In cell-based regenerative medicine, induced pluripotent stem cells (iPSCs) generated from reprogrammed adult somatic cells have emerged as a useful cell source due to the lack of ethical concerns and the low risk of immune rejection. To address the risk of teratoma formation, which is a safety issue in iPSC-based cell therapy, it is essential to selectively remove undifferentiated iPSCs remaining in the iPSC-derived differentiated cell product prior to in vivo transplantation. In this study, we explored whether an ethanol extract of coptidis rhizoma (ECR) exhibited anti-teratoma activity and identified the active components involved in the selective elimination of undifferentiated iPSCs.
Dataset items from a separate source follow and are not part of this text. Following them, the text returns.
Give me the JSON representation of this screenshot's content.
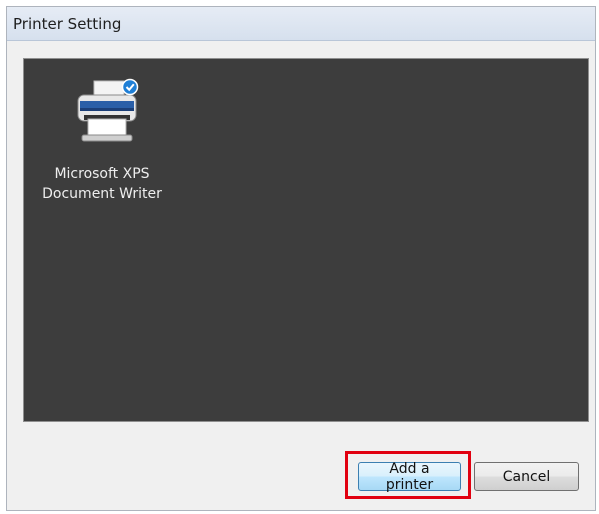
{
  "window": {
    "title": "Printer Setting"
  },
  "printers": [
    {
      "name_line1": "Microsoft XPS",
      "name_line2": "Document Writer",
      "icon": "printer-icon",
      "status_icon": "checkmark-badge-icon",
      "is_default": true
    }
  ],
  "buttons": {
    "add_printer": "Add a printer",
    "cancel": "Cancel"
  },
  "colors": {
    "pane_background": "#3d3d3d",
    "highlight": "#e10010",
    "badge": "#1f7fd6"
  }
}
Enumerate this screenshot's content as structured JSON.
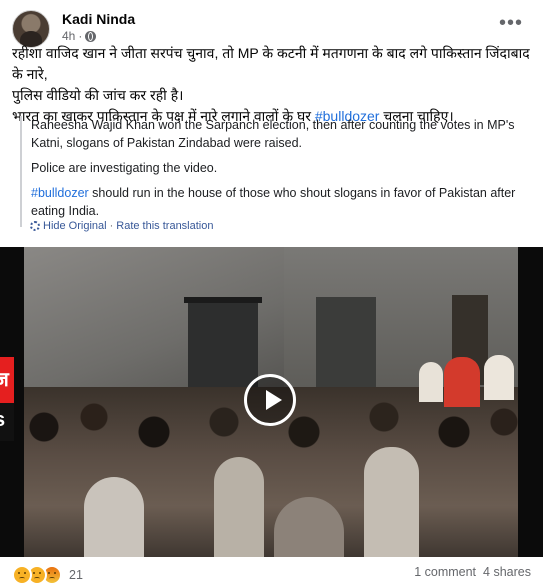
{
  "post": {
    "author": "Kadi Ninda",
    "time": "4h",
    "original_text": {
      "line1": "रहीशा वाजिद खान ने जीता सरपंच चुनाव, तो MP के कटनी में मतगणना के बाद लगे पाकिस्तान जिंदाबाद के नारे,",
      "line2": "पुलिस वीडियो की जांच कर रही है।",
      "line3_before": "भारत का खाकर पाकिस्तान के पक्ष में नारे लगाने वालों के घर ",
      "line3_hashtag": "#bulldozer",
      "line3_after": " चलना चाहिए।"
    },
    "translation": {
      "para1": "Raheesha Wajid Khan won the Sarpanch election, then after counting the votes in MP's Katni, slogans of Pakistan Zindabad were raised.",
      "para2": "Police are investigating the video.",
      "para3_hashtag": "#bulldozer",
      "para3_after": " should run in the house of those who shout slogans in favor of Pakistan after eating India."
    },
    "translation_links": {
      "hide": "Hide Original",
      "separator": "·",
      "rate": "Rate this translation"
    },
    "video": {
      "channel_logo_top": "ज",
      "channel_logo_bottom": "s"
    },
    "footer": {
      "reaction_icons": [
        "sad-icon",
        "wow-icon",
        "angry-icon"
      ],
      "reaction_count": "21",
      "comments": "1 comment",
      "shares": "4 shares"
    }
  }
}
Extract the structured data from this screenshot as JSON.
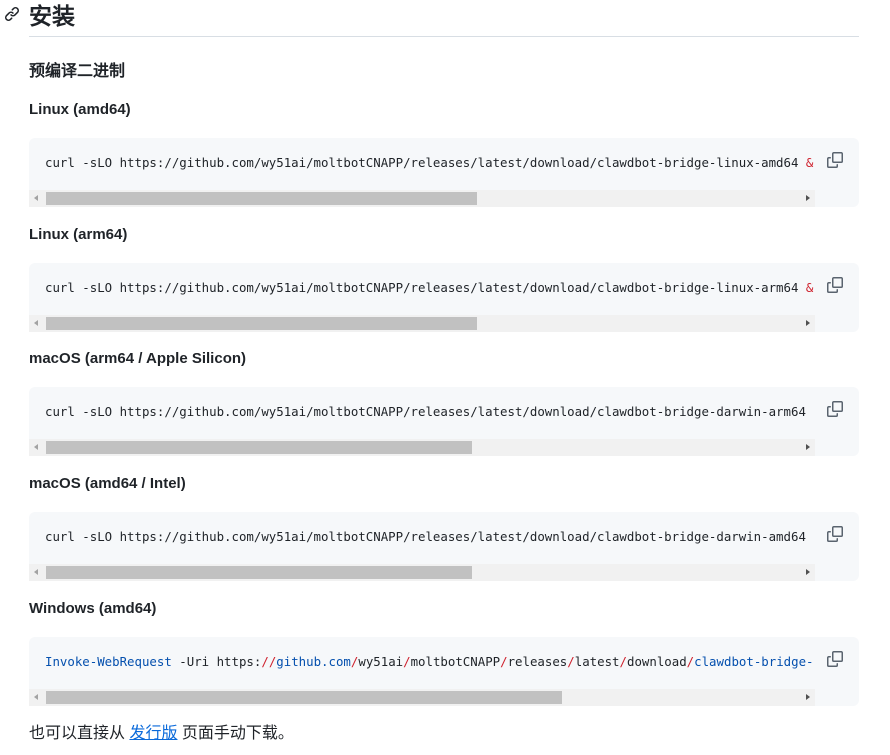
{
  "heading": {
    "title": "安装"
  },
  "subheading": "预编译二进制",
  "blocks": [
    {
      "label": "Linux (amd64)",
      "code_text": "curl -sLO https://github.com/wy51ai/moltbotCNAPP/releases/latest/download/clawdbot-bridge-linux-amd64 ",
      "code_tail": "&"
    },
    {
      "label": "Linux (arm64)",
      "code_text": "curl -sLO https://github.com/wy51ai/moltbotCNAPP/releases/latest/download/clawdbot-bridge-linux-arm64 ",
      "code_tail": "&"
    },
    {
      "label": "macOS (arm64 / Apple Silicon)",
      "code_text": "curl -sLO https://github.com/wy51ai/moltbotCNAPP/releases/latest/download/clawdbot-bridge-darwin-arm64",
      "code_tail": ""
    },
    {
      "label": "macOS (amd64 / Intel)",
      "code_text": "curl -sLO https://github.com/wy51ai/moltbotCNAPP/releases/latest/download/clawdbot-bridge-darwin-amd64",
      "code_tail": ""
    },
    {
      "label": "Windows (amd64)",
      "code_parts": {
        "cmd": "Invoke-WebRequest",
        "flag": " -Uri https:",
        "s1": "//",
        "p1": "github.com",
        "s2": "/",
        "p2": "wy51ai",
        "s3": "/",
        "p3": "moltbotCNAPP",
        "s4": "/",
        "p4": "releases",
        "s5": "/",
        "p5": "latest",
        "s6": "/",
        "p6": "download",
        "s7": "/",
        "p7": "clawdbot-bridge-"
      }
    }
  ],
  "footer": {
    "before": "也可以直接从 ",
    "link": "发行版",
    "after": " 页面手动下载。"
  },
  "colors": {
    "code_bg": "#f6f8fa",
    "link": "#0969da",
    "amp": "#cf222e",
    "cmd": "#0550ae"
  },
  "icons": [
    "link-icon",
    "copy-icon",
    "scroll-left-arrow",
    "scroll-right-arrow"
  ]
}
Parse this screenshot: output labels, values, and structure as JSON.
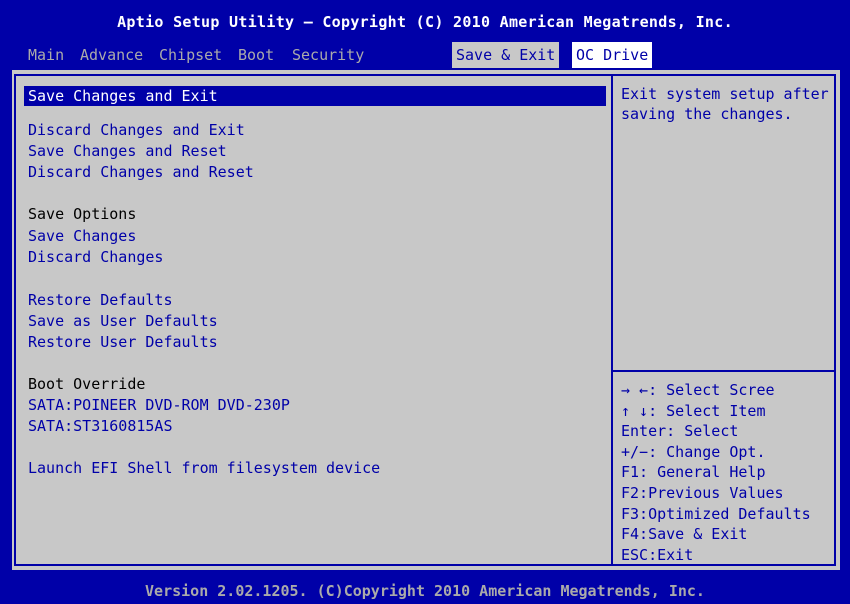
{
  "window_title": "Aptio Setup Utility – Copyright (C) 2010 American Megatrends, Inc.",
  "tabs": [
    {
      "label": "Main"
    },
    {
      "label": "Advance"
    },
    {
      "label": "Chipset"
    },
    {
      "label": "Boot"
    },
    {
      "label": "Security"
    },
    {
      "label": "Save & Exit"
    },
    {
      "label": "OC Drive"
    }
  ],
  "active_tab": "Save & Exit",
  "menu": {
    "save_changes_and_exit": "Save Changes and Exit",
    "discard_changes_and_exit": "Discard Changes and Exit",
    "save_changes_and_reset": "Save Changes and Reset",
    "discard_changes_and_reset": "Discard Changes and Reset",
    "save_options_heading": "Save Options",
    "save_changes": "Save Changes",
    "discard_changes": "Discard Changes",
    "restore_defaults": "Restore Defaults",
    "save_as_user_defaults": "Save as User Defaults",
    "restore_user_defaults": "Restore User Defaults",
    "boot_override_heading": "Boot Override",
    "boot_device_1": "SATA:POINEER DVD-ROM DVD-230P",
    "boot_device_2": "SATA:ST3160815AS",
    "launch_efi_shell": "Launch EFI Shell from filesystem device"
  },
  "help_text": "Exit system setup after saving the changes.",
  "key_help": [
    "→ ←:  Select Scree",
    "↑ ↓:  Select Item",
    "Enter: Select",
    "+/−:  Change Opt.",
    "F1: General Help",
    "F2:Previous Values",
    "F3:Optimized Defaults",
    "F4:Save & Exit",
    "ESC:Exit"
  ],
  "footer": "Version 2.02.1205. (C)Copyright 2010 American Megatrends, Inc.",
  "colors": {
    "background_blue": "#0000a8",
    "panel_gray": "#c8c8c8",
    "text_white": "#ffffff",
    "tab_text": "#aaaaaa"
  }
}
Transcriptome analysis of iPSCs confirmed that cell death-related pathways were significantly altered by ECR treatment. Our results demonstrate that ECR effectively induced apoptotic cell death and DNA damage in iPSCs, and that reactive oxygen species generation, mitochondrial damage, caspase activation, and p53 activation were involved in ECR-mediated iPSC death. However, in iPSC-derived differentiated cells (iPSC-Diff), reduced cell viability and the DNA damage response were not observed after ECR treatment. We co-cultured iPSCs and iPSC-Diff and found that ECR treatment selectively removed iPSCs, whereas iPSC-Diff remained intact. Prior to in ovo implantation, ECR treatment of a mixed cell culture of iPSCs and iPSC-Diff significantly suppressed iPSC-derived teratoma formation. Among the main components of the ECR, berberine and coptisine showed selective cytotoxicity to iPSCs but not to iPSC-Diff. Together, these results indicate the usefulness of ECRs in preparing safe and effective iPSC-based therapeutic cell products with no risk of teratoma formation.

Automated summary

In cell-based regenerative medicine, induced pluripotent stem cells (iPSCs) generated from adult somatic cells have shown promise as a cell source due to the lack of ethical concerns and immune rejection risk. However, the risk of teratoma formation remains a safety concern. In this study, an ethanol extract of coptidis rhizoma (ECR) is explored for its ability to eliminate undifferentiated iPSCs and prevent teratoma formation. The results demonstrate that ECR induces apoptotic cell death and DNA damage in iPSCs, while leaving differentiated cells unharmed. The active components of ECR, berberine and coptisine, show selective cytotoxicity to iPSCs. This research highlights the potential of ECR in producing safe and effective iPSC-based therapies.